The shear stress-shear displacement relationship and shear strength parameters at the pipe-soil interface are crucial for calculating jacking force. To investigate these properties, a series of tests were performed using a large-scale direct shear device to examine the shear mechanics of the steel-sand interface under various conditions. The effects of particle size, normal stress, and slurry concentration on shear performance were analyzed macroscopically. Additionally, the evolution of interface micro-behavior was studied using discrete element software PFC 2D. The experimental results indicate that the particle size of the sand has a significant impact on the shear stress-shear displacement curve of the interface, with smaller particle sizes requiring greater shear stress to achieve stability during shear. The strain-softening degree of sand is affected by normal stress. The shear stress-shear displacement curve is more significantly affected by particle size with the increase of normal stress. By considering different slurry concentrations, it is observed that both the shear stress and the sliding friction coefficient reached a minimum value at a concentration of 14%. The numerical simulation results indicate that particle motion causes changes in the distribution of particle structures. The distribution of particle force chains is relatively dispersed before shear. Particles move vigorously toward the shear interface, and force chains primarily concentrate on the shear interface during shear. Shear stress is transmitted through particle movement, and particle displacement causes shear dilation within the contact zone. Particles essentially cease moving toward the shear interface, and the force chains no longer change once the shear band is formed.

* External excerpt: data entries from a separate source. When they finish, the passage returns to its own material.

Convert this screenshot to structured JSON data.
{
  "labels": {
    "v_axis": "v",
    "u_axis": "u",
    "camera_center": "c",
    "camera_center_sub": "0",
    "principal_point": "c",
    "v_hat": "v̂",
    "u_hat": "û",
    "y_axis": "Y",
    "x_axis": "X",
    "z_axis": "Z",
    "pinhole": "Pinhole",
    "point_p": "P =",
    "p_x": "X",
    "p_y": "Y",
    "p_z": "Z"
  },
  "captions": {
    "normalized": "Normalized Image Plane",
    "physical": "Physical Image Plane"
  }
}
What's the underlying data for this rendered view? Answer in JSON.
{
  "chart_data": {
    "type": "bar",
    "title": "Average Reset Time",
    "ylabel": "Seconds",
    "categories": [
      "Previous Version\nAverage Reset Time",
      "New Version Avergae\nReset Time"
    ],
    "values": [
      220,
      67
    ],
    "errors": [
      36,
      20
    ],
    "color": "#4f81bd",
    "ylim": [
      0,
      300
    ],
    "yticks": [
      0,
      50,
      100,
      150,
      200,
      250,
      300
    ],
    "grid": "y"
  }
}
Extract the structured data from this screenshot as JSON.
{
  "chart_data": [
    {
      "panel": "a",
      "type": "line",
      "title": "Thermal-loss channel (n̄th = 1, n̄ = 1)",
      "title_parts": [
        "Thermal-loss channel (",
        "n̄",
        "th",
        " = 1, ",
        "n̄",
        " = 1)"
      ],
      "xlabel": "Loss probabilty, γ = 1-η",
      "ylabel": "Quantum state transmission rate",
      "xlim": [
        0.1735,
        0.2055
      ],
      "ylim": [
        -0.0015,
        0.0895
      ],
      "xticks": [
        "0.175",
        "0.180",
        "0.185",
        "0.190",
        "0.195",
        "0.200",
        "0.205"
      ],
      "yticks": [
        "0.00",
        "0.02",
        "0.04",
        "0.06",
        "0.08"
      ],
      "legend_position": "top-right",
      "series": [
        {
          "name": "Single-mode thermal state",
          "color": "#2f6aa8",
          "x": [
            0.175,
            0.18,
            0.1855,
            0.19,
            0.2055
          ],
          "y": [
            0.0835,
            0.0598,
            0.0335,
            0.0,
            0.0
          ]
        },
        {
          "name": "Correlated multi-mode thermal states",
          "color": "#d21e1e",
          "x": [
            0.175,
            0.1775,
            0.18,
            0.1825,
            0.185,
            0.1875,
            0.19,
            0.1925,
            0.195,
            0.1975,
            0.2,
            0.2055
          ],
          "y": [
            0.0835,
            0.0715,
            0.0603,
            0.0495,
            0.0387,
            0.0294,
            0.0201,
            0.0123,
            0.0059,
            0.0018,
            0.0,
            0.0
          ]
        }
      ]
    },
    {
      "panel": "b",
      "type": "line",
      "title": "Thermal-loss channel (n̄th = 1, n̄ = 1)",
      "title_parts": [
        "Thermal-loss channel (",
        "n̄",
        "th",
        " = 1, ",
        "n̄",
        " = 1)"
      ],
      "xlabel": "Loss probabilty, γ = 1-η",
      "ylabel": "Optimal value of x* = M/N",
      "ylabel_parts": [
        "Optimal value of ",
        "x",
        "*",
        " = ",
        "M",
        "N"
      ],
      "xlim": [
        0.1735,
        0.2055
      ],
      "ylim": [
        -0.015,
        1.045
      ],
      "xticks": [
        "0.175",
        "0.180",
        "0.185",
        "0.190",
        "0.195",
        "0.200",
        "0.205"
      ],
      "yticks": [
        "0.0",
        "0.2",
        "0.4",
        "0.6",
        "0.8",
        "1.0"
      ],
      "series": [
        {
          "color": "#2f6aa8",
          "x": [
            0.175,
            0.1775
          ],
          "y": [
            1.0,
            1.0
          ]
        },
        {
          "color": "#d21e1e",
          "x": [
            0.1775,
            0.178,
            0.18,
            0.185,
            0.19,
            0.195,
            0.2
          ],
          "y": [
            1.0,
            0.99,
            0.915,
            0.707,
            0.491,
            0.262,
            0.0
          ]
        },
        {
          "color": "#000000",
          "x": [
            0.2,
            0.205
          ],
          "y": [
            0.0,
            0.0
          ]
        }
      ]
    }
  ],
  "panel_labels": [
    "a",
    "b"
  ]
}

The shear behavior of the pipe-soil interface determines the frictional resistance of pipe jacking. In the interfacial direct shear tests of well-graded dense sand against steel pipe under both unlubricated and lubricated scenarios, the shear stress initially exhibits hardening followed by softening. The shear band forms in the hardening stage, and significant morphology of the shear band varies in the softening stage. Eventually, the shear band exhibits a bell-shaped distribution in the pattern of horizontal displacement influenced by boundary conditions and fabric anisotropy. Coarse particles exhibit greater displacement and more intense softening due to larger initial void ratios and rotational radius, while specimens with more fine particles possess smaller maximum vertical displacement away from the interface and larger critical interface friction angle. Increased normal stress restricts particle displacement, resulting in larger shear displacement at peak state, more severe particle breakage, reduced shear band thickness, and increased peak interface friction angle. The shear stress reaches the critical stage earlier with bentonite slurry (omega = 6 %) due to reduced dilatancy and particle breakage. When the slurry concentration exceeds 14 %, overall sliding of particle displacement occurs instead of the layered distribution with increased vertical particle movement and noticeable stress softening. Continuous accumulation of irreversible dilation might induce forward movement of overlying soil. Moreover, excessive slurry concentration increases hardening and interfacial friction coefficient.